OHDSI / bayes-bridge

Bayesian sparse regression with regularized shrinkage and conjugate gradient acceleration
https://bayes-bridge.readthedocs.io/en/latest/
19 stars 7 forks source link

Change len() statements to .shape[0] for arrays in logistic model #14

Closed chinandrew closed 3 years ago

chinandrew commented 3 years ago

len() doesn't work with scipy sparse matrices (it raises TypeError: sparse matrix length is ambiguous; use getnnz() or shape[0]), so changing to use shape[0].

This just affects the logistic_model class for now. I think some of the other models may hit this issue as well, but I don't have a great sense of where they're potentially using sparse matrices or not. I can also just convert every len() in the model/ folder if that's safe to do.

aki-nishimura commented 3 years ago

Hm, I always intended n_success and n_trial to be numpy vectors and am not even sure if the Gibbs sampler would run correctly if they are scipy sparse matrices. (I document their types at a higher-level in RegressionModel but was lazy to document at lower levels.)

Anyways, I totally agree that the use of len() is an obstacle in trying out cupy and is a plain bad style. I find using .shape[0] using a one-dimensional array a bit confusing, so maybe .size?

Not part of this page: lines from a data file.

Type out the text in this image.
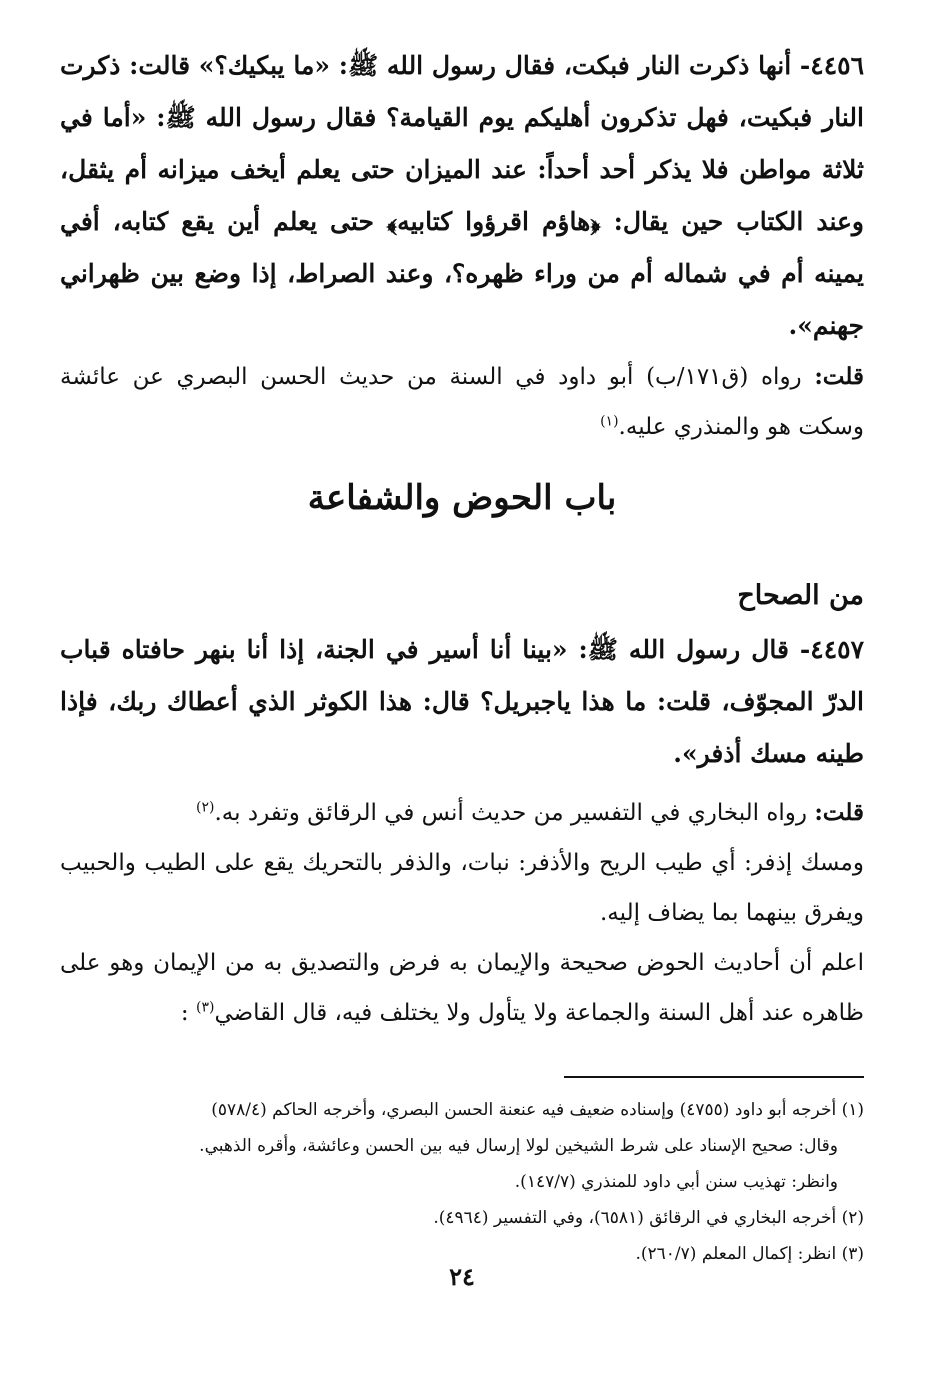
٤٤٥٦- أنها ذكرت النار فبكت، فقال رسول الله ﷺ: «ما يبكيك؟» قالت: ذكرت النار فبكيت، فهل تذكرون أهليكم يوم القيامة؟ فقال رسول الله ﷺ: «أما في ثلاثة مواطن فلا يذكر أحد أحداً: عند الميزان حتى يعلم أيخف ميزانه أم يثقل، وعند الكتاب حين يقال: ﴿هاؤم اقرؤوا كتابيه﴾ حتى يعلم أين يقع كتابه، أفي يمينه أم في شماله أم من وراء ظهره؟، وعند الصراط، إذا وضع بين ظهراني جهنم».

قلت: رواه (ق١٧١/ب) أبو داود في السنة من حديث الحسن البصري عن عائشة وسكت هو والمنذري عليه.$^{(١)}$

باب الحوض والشفاعة
من الصحاح

٤٤٥٧- قال رسول الله ﷺ: «بينا أنا أسير في الجنة، إذا أنا بنهر حافتاه قباب الدرّ المجوّف، قلت: ما هذا ياجبريل؟ قال: هذا الكوثر الذي أعطاك ربك، فإذا طينه مسك أذفر».

قلت: رواه البخاري في التفسير من حديث أنس في الرقائق وتفرد به.$^{(٢)}$

ومسك إذفر: أي طيب الريح والأذفر: نبات، والذفر بالتحريك يقع على الطيب والحبيب ويفرق بينهما بما يضاف إليه.

اعلم أن أحاديث الحوض صحيحة والإيمان به فرض والتصديق به من الإيمان وهو على ظاهره عند أهل السنة والجماعة ولا يتأول ولا يختلف فيه، قال القاضي$^{(٣)}$ :

(١) أخرجه أبو داود (٤٧٥٥) وإسناده ضعيف فيه عنعنة الحسن البصري، وأخرجه الحاكم (٥٧٨/٤)

وقال: صحيح الإسناد على شرط الشيخين لولا إرسال فيه بين الحسن وعائشة، وأقره الذهبي.

وانظر: تهذيب سنن أبي داود للمنذري (١٤٧/٧).

(٢) أخرجه البخاري في الرقائق (٦٥٨١)، وفي التفسير (٤٩٦٤).

(٣) انظر: إكمال المعلم (٢٦٠/٧).

٢٤
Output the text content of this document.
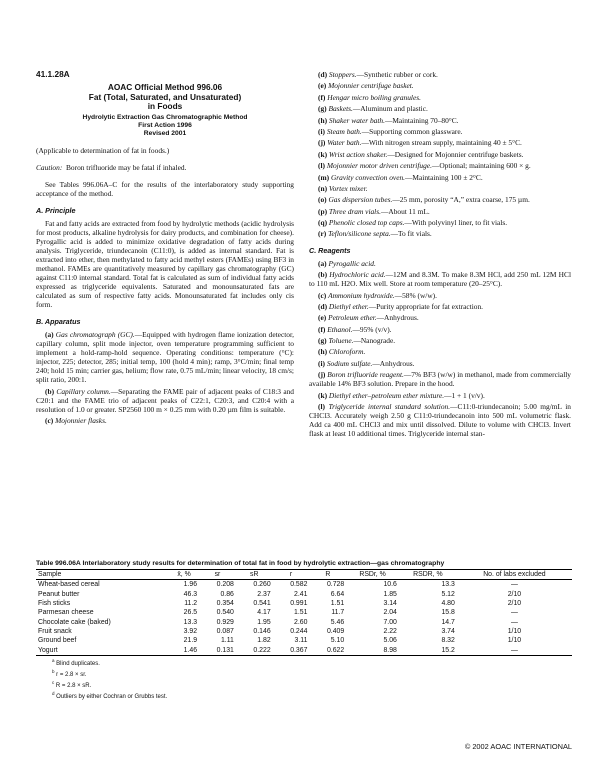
41.1.28A
AOAC Official Method 996.06
Fat (Total, Saturated, and Unsaturated)
in Foods
Hydrolytic Extraction Gas Chromatographic Method
First Action 1996
Revised 2001

(Applicable to determination of fat in foods.)

Caution: Boron trifluoride may be fatal if inhaled.

See Tables 996.06A–C for the results of the interlaboratory study supporting acceptance of the method.

A. Principle

Fat and fatty acids are extracted from food by hydrolytic methods (acidic hydrolysis for most products, alkaline hydrolysis for dairy products, and combination for cheese). Pyrogallic acid is added to minimize oxidative degradation of fatty acids during analysis. Triglyceride, triundecanoin (C11:0), is added as internal standard. Fat is extracted into ether, then methylated to fatty acid methyl esters (FAMEs) using BF3 in methanol. FAMEs are quantitatively measured by capillary gas chromatography (GC) against C11:0 internal standard. Total fat is calculated as sum of individual fatty acids expressed as triglyceride equivalents. Saturated and monounsaturated fats are calculated as sum of respective fatty acids. Monounsaturated fat includes only cis form.

B. Apparatus

(a) Gas chromatograph (GC).—Equipped with hydrogen flame ionization detector, capillary column, split mode injector, oven temperature programming sufficient to implement a hold-ramp-hold sequence. Operating conditions: temperature (°C): injector, 225; detector, 285; initial temp, 100 (hold 4 min); ramp, 3°C/min; final temp 240; hold 15 min; carrier gas, helium; flow rate, 0.75 mL/min; linear velocity, 18 cm/s; split ratio, 200:1.

(b) Capillary column.—Separating the FAME pair of adjacent peaks of C18:3 and C20:1 and the FAME trio of adjacent peaks of C22:1, C20:3, and C20:4 with a resolution of 1.0 or greater. SP2560 100 m × 0.25 mm with 0.20 µm film is suitable.

(c) Mojonnier flasks.

(d) Stoppers.—Synthetic rubber or cork.

(e) Mojonnier centrifuge basket.

(f) Hengar micro boiling granules.

(g) Baskets.—Aluminum and plastic.

(h) Shaker water bath.—Maintaining 70–80°C.

(i) Steam bath.—Supporting common glassware.

(j) Water bath.—With nitrogen stream supply, maintaining 40 ± 5°C.

(k) Wrist action shaker.—Designed for Mojonnier centrifuge baskets.

(l) Mojonnier motor driven centrifuge.—Optional; maintaining 600 × g.

(m) Gravity convection oven.—Maintaining 100 ± 2°C.

(n) Vortex mixer.

(o) Gas dispersion tubes.—25 mm, porosity “A,” extra coarse, 175 µm.

(p) Three dram vials.—About 11 mL.

(q) Phenolic closed top caps.—With polyvinyl liner, to fit vials.

(r) Teflon/silicone septa.—To fit vials.

C. Reagents

(a) Pyrogallic acid.

(b) Hydrochloric acid.—12M and 8.3M. To make 8.3M HCl, add 250 mL 12M HCl to 110 mL H2O. Mix well. Store at room temperature (20–25°C).

(c) Ammonium hydroxide.—58% (w/w).

(d) Diethyl ether.—Purity appropriate for fat extraction.

(e) Petroleum ether.—Anhydrous.

(f) Ethanol.—95% (v/v).

(g) Toluene.—Nanograde.

(h) Chloroform.

(i) Sodium sulfate.—Anhydrous.

(j) Boron trifluoride reagent.—7% BF3 (w/w) in methanol, made from commercially available 14% BF3 solution. Prepare in the hood.

(k) Diethyl ether–petroleum ether mixture.—1 + 1 (v/v).

(l) Triglyceride internal standard solution.—C11:0-triundecanoin; 5.00 mg/mL in CHCl3. Accurately weigh 2.50 g C11:0-triundecanoin into 500 mL volumetric flask. Add ca 400 mL CHCl3 and mix until dissolved. Dilute to volume with CHCl3. Invert flask at least 10 additional times. Triglyceride internal stan-

Table 996.06A Interlaboratory study results for determination of total fat in food by hydrolytic extraction—gas chromatography
Sample	x̄, %	sr	sR	r	R	RSDr, %	RSDR, %	No. of labs excluded
Wheat-based cereal	1.96	0.208	0.260	0.582	0.728	10.6	13.3	—
Peanut butter	46.3	0.86	2.37	2.41	6.64	1.85	5.12	2/10
Fish sticks	11.2	0.354	0.541	0.991	1.51	3.14	4.80	2/10
Parmesan cheese	26.5	0.540	4.17	1.51	11.7	2.04	15.8	—
Chocolate cake (baked)	13.3	0.929	1.95	2.60	5.46	7.00	14.7	—
Fruit snack	3.92	0.087	0.146	0.244	0.409	2.22	3.74	1/10
Ground beef	21.9	1.11	1.82	3.11	5.10	5.06	8.32	1/10
Yogurt	1.46	0.131	0.222	0.367	0.622	8.98	15.2	—
$^a$ Blind duplicates.
$^b$ r = 2.8 × sr.
$^c$ R = 2.8 × sR.
$^d$ Outliers by either Cochran or Grubbs test.
© 2002 AOAC INTERNATIONAL
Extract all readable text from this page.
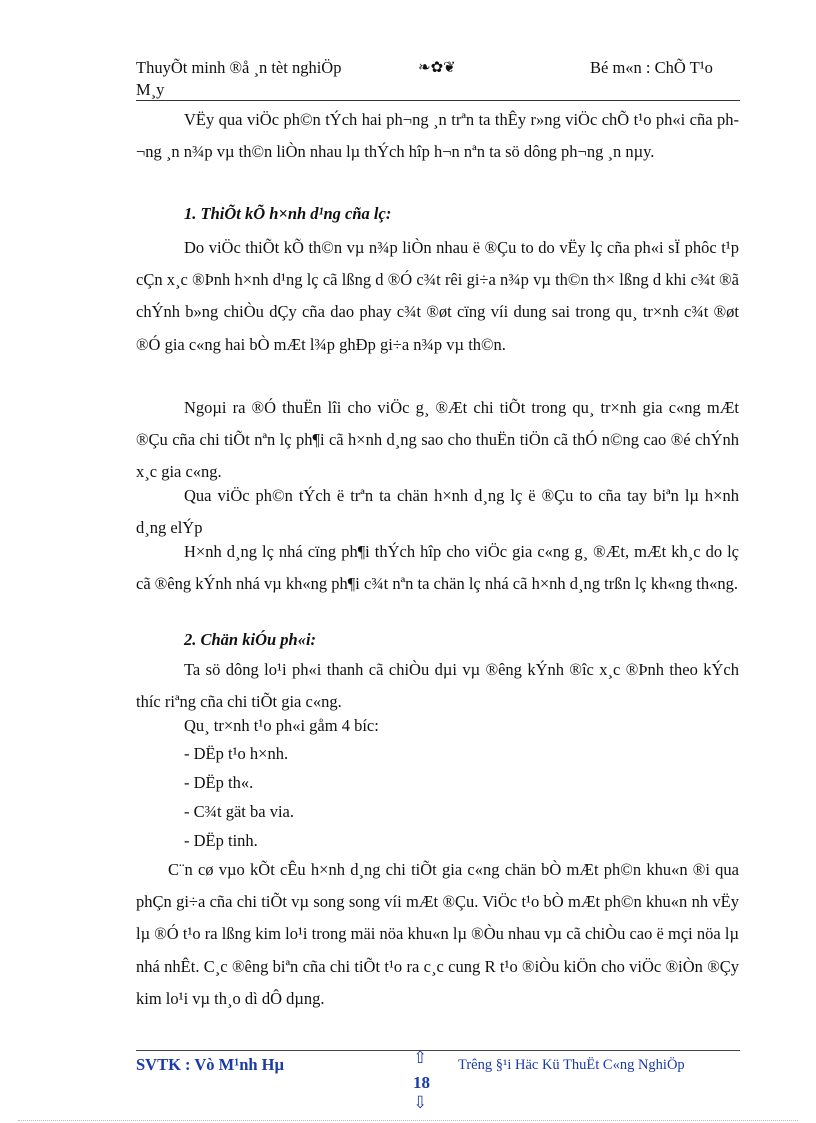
ThuyÕt minh ®å ¸n tèt nghiÖp	❧✿❦	Bé m«n : ChÕ T¹o
M¸y
VËy qua viÖc ph©n tÝch hai ph¬ng ¸n trªn ta thÊy r»ng viÖc chÕ t¹o ph«i cña ph¬ng ¸n n¾p vµ th©n liÒn nhau lµ thÝch hîp h¬n nªn ta sö dông ph¬ng ¸n nµy.
1. ThiÕt kÕ h×nh d¹ng cña lç:
Do viÖc thiÕt kÕ th©n vµ n¾p liÒn nhau ë ®Çu to do vËy lç cña ph«i sÏ phôc t¹p cÇn x¸c ®Þnh h×nh d¹ng lç cã lßng d ®Ó c¾t rêi gi÷a n¾p vµ th©n th× lßng d khi c¾t ®ã chÝnh b»ng chiÒu dÇy cña dao phay c¾t ®øt cïng víi dung sai trong qu¸ tr×nh c¾t ®øt ®Ó gia c«ng hai bÒ mÆt l¾p ghÐp gi÷a n¾p vµ th©n.
Ngoµi ra ®Ó thuËn lîi cho viÖc g¸ ®Æt chi tiÕt trong qu¸ tr×nh gia c«ng mÆt ®Çu cña chi tiÕt nªn lç ph¶i cã h×nh d¸ng sao cho thuËn tiÖn cã thÓ n©ng cao ®é chÝnh x¸c gia c«ng.
Qua viÖc ph©n tÝch ë trªn ta chän h×nh d¸ng lç ë ®Çu to cña tay biªn lµ h×nh d¸ng elÝp
H×nh d¸ng lç nhá cïng ph¶i thÝch hîp cho viÖc gia c«ng g¸ ®Æt, mÆt kh¸c do lç cã ®êng kÝnh nhá vµ kh«ng ph¶i c¾t nªn ta chän lç nhá cã h×nh d¸ng trßn lç kh«ng th«ng.
2. Chän kiÓu ph«i:
Ta sö dông lo¹i ph«i thanh cã chiÒu dµi vµ ®êng kÝnh ®îc x¸c ®Þnh theo kÝch thíc riªng cña chi tiÕt gia c«ng.
Qu¸ tr×nh t¹o ph«i gåm 4 bíc:
- DËp t¹o h×nh.
- DËp th«.
- C¾t gät ba via.
- DËp tinh.
C¨n cø vµo kÕt cÊu h×nh d¸ng chi tiÕt gia c«ng chän bÒ mÆt ph©n khu«n ®i qua phÇn gi÷a cña chi tiÕt vµ song song víi mÆt ®Çu. ViÖc t¹o bÒ mÆt ph©n khu«n nh vËy lµ ®Ó t¹o ra lßng kim lo¹i trong mäi nöa khu«n lµ ®Òu nhau vµ cã chiÒu cao ë mçi nöa lµ nhá nhÊt. C¸c ®êng biªn cña chi tiÕt t¹o ra c¸c cung R t¹o ®iÒu kiÖn cho viÖc ®iÒn ®Çy kim lo¹i vµ th¸o dì dÔ dµng.
SVTK : Vò M¹nh Hµ	⇧
18
⇩
Trêng §¹i Häc Kü ThuËt C«ng NghiÖp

chinandrew commented 3 years ago

Hm, I always intended n_success and n_trial to be numpy vectors and am not even sure if the Gibbs sampler would run correctly if they are scipy sparse matrices. (I document their types at a higher-level in RegressionModel but was lazy to document at lower levels.)

Anyways, I totally agree that the use of len() is an obstacle in trying out cupy and is a plain bad style. I find using .shape[0] using a one-dimensional array a bit confusing, so maybe .size?

Oh I see what I did. So I didn't actually hit this when running cupy tests, but rather when trying to use the gi_bleed data on the master branch, since y, X = dm.read_ohdsi_data() makes y into a sparse matrix, and len(y) fails. What I missed was the line y = np.squeeze(y.toarray()) that came right after that in the notebook that converts it to a numpy array. No wonder I was hitting so many issues :facepalm: . I'll close this for now; we can make changes for gpu support as needed.

aki-nishimura commented 3 years ago

y, X = dm.read_ohdsi_data() makes y into a sparse matrix, and len(y) fails. What I missed was the line y = np.squeeze(y.toarray()) that came right after that in the notebook that converts it to a numpy array

Ah, sorry you had to suffer from my crappy code. I can't remember, but I don't see any good reason why dm.read_ohdsi_data() should return a sparse matrix.